Purpose of review: Chronic HBV (CHB) remains a global public health problem with over 257 million people chronically infected worldwide. Without appropriate management, 20% of individuals infected with CHB will die from complications of cirrhosis, liver failure, or hepatocellular carcinoma (HCC). Despite an effective vaccination to prevent infection, HBV has yet to be successfully eradicated globally. Current treatments can only control and suppress the virus but cannot cure. Updates in the management of chronic HBV will be reviewed, including latest treatments and treatment strategies as well as potential curative therapeutic agents in clinical trial.

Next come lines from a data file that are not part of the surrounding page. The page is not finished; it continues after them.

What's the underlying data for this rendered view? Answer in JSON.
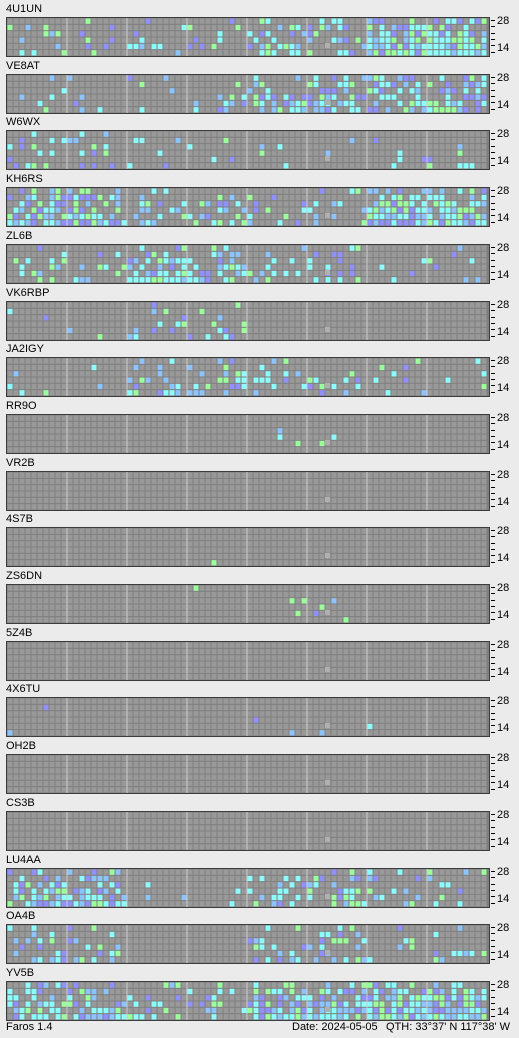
{
  "app": {
    "name": "Faros 1.4"
  },
  "status_bar": {
    "date": "Date: 2024-05-05",
    "qth": "QTH: 33°37' N  117°38' W"
  },
  "band_labels": {
    "top": "28",
    "bottom": "14"
  },
  "colors": {
    "background": "#ebebeb",
    "grid_bg": "#7f7f7f",
    "cell_empty": "#999999",
    "cell_divider": "#ffffff",
    "signal_strong": "#8cfcfc",
    "signal_medium": "#8cc4ff",
    "signal_weak": "#9090ff",
    "signal_green": "#9cff9c",
    "missing_slot": "#b0b0b0"
  },
  "beacons": [
    {
      "callsign": "4U1UN",
      "activity": [
        0.2,
        0.15,
        0.4,
        0.9
      ],
      "peak_region": "evening"
    },
    {
      "callsign": "VE8AT",
      "activity": [
        0.1,
        0.15,
        0.5,
        0.5
      ],
      "peak_region": "late"
    },
    {
      "callsign": "W6WX",
      "activity": [
        0.2,
        0.1,
        0.05,
        0.1
      ],
      "peak_region": "early"
    },
    {
      "callsign": "KH6RS",
      "activity": [
        0.7,
        0.35,
        0.2,
        0.8
      ],
      "peak_region": "late"
    },
    {
      "callsign": "ZL6B",
      "activity": [
        0.2,
        0.6,
        0.25,
        0.1
      ],
      "peak_region": "morning"
    },
    {
      "callsign": "VK6RBP",
      "activity": [
        0.05,
        0.3,
        0.0,
        0.0
      ],
      "peak_region": "midday"
    },
    {
      "callsign": "JA2IGY",
      "activity": [
        0.05,
        0.4,
        0.2,
        0.1
      ],
      "peak_region": "midday"
    },
    {
      "callsign": "RR9O",
      "activity": [
        0.0,
        0.0,
        0.02,
        0.0
      ],
      "peak_region": "none"
    },
    {
      "callsign": "VR2B",
      "activity": [
        0.0,
        0.0,
        0.0,
        0.0
      ],
      "peak_region": "none"
    },
    {
      "callsign": "4S7B",
      "activity": [
        0.0,
        0.01,
        0.0,
        0.0
      ],
      "peak_region": "none"
    },
    {
      "callsign": "ZS6DN",
      "activity": [
        0.0,
        0.02,
        0.1,
        0.01
      ],
      "peak_region": "afternoon"
    },
    {
      "callsign": "5Z4B",
      "activity": [
        0.0,
        0.0,
        0.0,
        0.0
      ],
      "peak_region": "none"
    },
    {
      "callsign": "4X6TU",
      "activity": [
        0.03,
        0.0,
        0.03,
        0.01
      ],
      "peak_region": "none"
    },
    {
      "callsign": "OH2B",
      "activity": [
        0.0,
        0.0,
        0.02,
        0.0
      ],
      "peak_region": "none"
    },
    {
      "callsign": "CS3B",
      "activity": [
        0.0,
        0.0,
        0.0,
        0.0
      ],
      "peak_region": "none"
    },
    {
      "callsign": "LU4AA",
      "activity": [
        0.6,
        0.05,
        0.35,
        0.2
      ],
      "peak_region": "early"
    },
    {
      "callsign": "OA4B",
      "activity": [
        0.35,
        0.0,
        0.3,
        0.2
      ],
      "peak_region": "early"
    },
    {
      "callsign": "YV5B",
      "activity": [
        0.6,
        0.25,
        0.7,
        0.85
      ],
      "peak_region": "late"
    }
  ]
}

Recent findings: A new nucleotide analogue drug, tenofovir alafenamide fumarate (TAF), has been added to the HBV therapeutic armamentarium. A more potent drug showing non-inferiority, TAF has shown to improve renal and bone laboratory safety parameters compared to TDF. In addition, new treatment recommendations have been made for both general and special populations including pregnancy and HBV reactivation. There is growing data supporting the importance of antiviral therapy in patients with advanced liver disease and liver decompensation which has resulted in improved outcomes. In addition, at least 30 potential therapeutics are in clinical trials in the pursuit of curative treatments for chronic HBV with the goal of "functional cure." CHB remains a global public health problem with complications including cirrhosis, liver failure, and HCC. Current antiviral therapy can cause reversal of liver disease, improve outcomes, and prevent complications such as reactivation but still requires long-term use. Curative treatments for HBV are greatly needed with promising curative drugs in early phase studies.
Keywords: Antiviral therapy; Chronic hepatitis B; Functional cure; Nucleoside analogue; Perinatal transmission; Reactivation.